Les médias sont pour une bonne part complices de ce phénomène. Ils relayent
l'information et estiment de cette manière exercer leur rôle : informer. La surenchère
des titres sur une même information montre la logique concurrentielle qui les domine.
C'est une même recherche du scoop qui favorise l'audience de l'émission. Même quand
les médias décident de ne plus se rendre complices de celle-ci, quand ils décrètent de
faire silence, ils font malgré eux le jeu de l'audimat, parce qu'affirmer qu'il ne faut plus
en parler, c'est toujours en parler.
Les noms disons ... "peu courants" de beaucoup de personnages des romans d'Amélie
Nothomb sont un peu une marque de fabrique.
Le nom Pannonique lui avait été inspiré par Thelonious Monk, un pianiste de Jazz
américain, dont un des morceaux s'appelle "Pannonica". C'était son égérie. Il s'agissait
de Katleen Annie Pannonica de Rothschild, une Anglaise qui vivait à New York et qui a
soutenu un grand nombre de musiciens de Jazz.

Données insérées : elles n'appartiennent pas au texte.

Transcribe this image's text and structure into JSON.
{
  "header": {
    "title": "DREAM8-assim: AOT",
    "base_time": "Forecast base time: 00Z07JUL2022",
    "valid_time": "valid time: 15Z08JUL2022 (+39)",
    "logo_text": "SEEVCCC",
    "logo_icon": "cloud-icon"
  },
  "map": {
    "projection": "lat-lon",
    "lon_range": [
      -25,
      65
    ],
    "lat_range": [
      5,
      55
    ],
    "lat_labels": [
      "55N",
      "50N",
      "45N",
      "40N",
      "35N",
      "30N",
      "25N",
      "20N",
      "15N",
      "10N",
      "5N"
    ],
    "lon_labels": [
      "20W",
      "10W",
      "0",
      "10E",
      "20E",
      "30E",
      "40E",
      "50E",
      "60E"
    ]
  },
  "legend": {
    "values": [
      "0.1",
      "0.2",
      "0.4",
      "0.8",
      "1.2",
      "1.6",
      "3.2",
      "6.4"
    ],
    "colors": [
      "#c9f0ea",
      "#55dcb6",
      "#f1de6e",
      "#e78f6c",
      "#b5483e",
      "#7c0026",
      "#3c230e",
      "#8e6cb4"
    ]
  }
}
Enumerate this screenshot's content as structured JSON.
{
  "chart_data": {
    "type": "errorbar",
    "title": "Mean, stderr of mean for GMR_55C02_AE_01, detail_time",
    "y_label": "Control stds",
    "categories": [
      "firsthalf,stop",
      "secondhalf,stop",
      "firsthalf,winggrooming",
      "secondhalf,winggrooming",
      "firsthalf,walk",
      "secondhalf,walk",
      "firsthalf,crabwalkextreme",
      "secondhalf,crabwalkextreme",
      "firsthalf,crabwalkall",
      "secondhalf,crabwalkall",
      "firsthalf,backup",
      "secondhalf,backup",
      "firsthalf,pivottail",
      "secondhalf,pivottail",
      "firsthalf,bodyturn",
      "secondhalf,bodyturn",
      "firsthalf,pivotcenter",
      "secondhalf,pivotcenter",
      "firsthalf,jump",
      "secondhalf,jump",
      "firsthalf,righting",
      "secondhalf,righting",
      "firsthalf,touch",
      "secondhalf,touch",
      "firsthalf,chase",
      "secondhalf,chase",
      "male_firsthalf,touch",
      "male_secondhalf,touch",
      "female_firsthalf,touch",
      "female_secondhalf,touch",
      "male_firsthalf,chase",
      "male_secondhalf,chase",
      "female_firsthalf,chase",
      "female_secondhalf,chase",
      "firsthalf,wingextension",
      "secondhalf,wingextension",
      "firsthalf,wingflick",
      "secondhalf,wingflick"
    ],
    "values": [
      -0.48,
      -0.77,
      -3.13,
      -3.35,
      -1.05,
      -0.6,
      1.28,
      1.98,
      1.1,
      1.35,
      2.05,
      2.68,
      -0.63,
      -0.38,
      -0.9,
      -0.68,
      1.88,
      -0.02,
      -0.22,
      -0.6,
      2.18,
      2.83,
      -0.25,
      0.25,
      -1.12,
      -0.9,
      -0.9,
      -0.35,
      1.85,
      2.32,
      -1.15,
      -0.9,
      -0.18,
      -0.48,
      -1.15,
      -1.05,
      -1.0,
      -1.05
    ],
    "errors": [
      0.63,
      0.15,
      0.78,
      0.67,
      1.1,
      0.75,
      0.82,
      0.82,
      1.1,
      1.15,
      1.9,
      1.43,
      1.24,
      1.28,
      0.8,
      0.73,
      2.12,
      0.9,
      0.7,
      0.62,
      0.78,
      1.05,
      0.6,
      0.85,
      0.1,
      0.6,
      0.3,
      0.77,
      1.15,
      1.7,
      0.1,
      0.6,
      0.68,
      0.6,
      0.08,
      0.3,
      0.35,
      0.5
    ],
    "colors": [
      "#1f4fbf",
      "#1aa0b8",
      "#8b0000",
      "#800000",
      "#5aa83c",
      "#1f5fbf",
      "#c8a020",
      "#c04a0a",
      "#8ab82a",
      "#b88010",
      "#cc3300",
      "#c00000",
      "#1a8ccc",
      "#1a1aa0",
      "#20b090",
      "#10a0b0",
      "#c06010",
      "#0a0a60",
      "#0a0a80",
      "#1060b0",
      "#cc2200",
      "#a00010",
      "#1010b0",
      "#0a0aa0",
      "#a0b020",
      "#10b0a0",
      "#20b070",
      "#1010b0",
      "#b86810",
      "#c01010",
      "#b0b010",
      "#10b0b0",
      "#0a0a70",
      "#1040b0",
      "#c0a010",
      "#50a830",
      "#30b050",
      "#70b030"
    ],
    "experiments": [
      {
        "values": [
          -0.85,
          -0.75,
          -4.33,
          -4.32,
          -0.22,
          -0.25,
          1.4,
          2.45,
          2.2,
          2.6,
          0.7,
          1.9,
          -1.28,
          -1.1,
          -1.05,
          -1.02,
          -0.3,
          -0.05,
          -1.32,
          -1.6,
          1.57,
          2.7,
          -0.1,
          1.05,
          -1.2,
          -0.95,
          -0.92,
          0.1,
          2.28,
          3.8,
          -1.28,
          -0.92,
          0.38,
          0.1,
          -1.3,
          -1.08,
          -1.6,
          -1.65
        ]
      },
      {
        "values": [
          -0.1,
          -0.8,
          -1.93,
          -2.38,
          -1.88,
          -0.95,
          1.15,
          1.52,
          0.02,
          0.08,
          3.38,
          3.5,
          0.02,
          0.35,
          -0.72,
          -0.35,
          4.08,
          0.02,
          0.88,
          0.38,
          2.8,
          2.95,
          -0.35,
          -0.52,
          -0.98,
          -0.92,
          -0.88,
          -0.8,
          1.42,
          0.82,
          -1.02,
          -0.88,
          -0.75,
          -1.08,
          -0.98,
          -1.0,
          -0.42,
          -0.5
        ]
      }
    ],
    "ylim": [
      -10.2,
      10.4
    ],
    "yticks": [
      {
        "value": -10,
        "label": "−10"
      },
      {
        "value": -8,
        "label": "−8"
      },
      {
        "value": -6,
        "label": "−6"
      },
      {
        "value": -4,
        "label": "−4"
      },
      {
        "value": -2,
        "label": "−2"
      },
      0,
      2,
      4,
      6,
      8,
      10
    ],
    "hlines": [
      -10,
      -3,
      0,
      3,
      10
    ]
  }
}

Le nom Zdena provient d'un roman (Le Livre du rire et de l'oubli, 1979) de Milan
Kundera, écrivain de langues tchèque et française. Il y décrit une femme très laide qui
s'appelle Zdena.
Pannonique ou CKZ 114 : Elle a 20 ans et est très belle (pp. 22, 23: "Pannonique avait le
visage le plus sublime que se pût concevoir"). Elle est délicate et intelligente (p. 23 : "
Son intelligence rendait sa splendeur encore plus terrifiante"). Son visage fait penser à
ceux que les peintres d'une autre époque (Moyen Âge ou ultérieur) ont reproduits dans
leurs tableaux. Elle est étudiante en paléontologie (la science qui étudie les fossiles) ;
elle a une passion pour les diplodocus (reptiles dinosauriens). Pannonique est une
femme fière et ne montre ni son angoisse ni la douleur ; elle affiche "un masque de
hauteur" (p. 22) ce qui la rend très digne. Elle devient très vite l'égérie des
organisateurs et des téléspectateurs ; les journaux consacrent même des articles à
cette jeune fille (p. 29). De plus, elle est "l'unique obsession de Zdena" (p. 43).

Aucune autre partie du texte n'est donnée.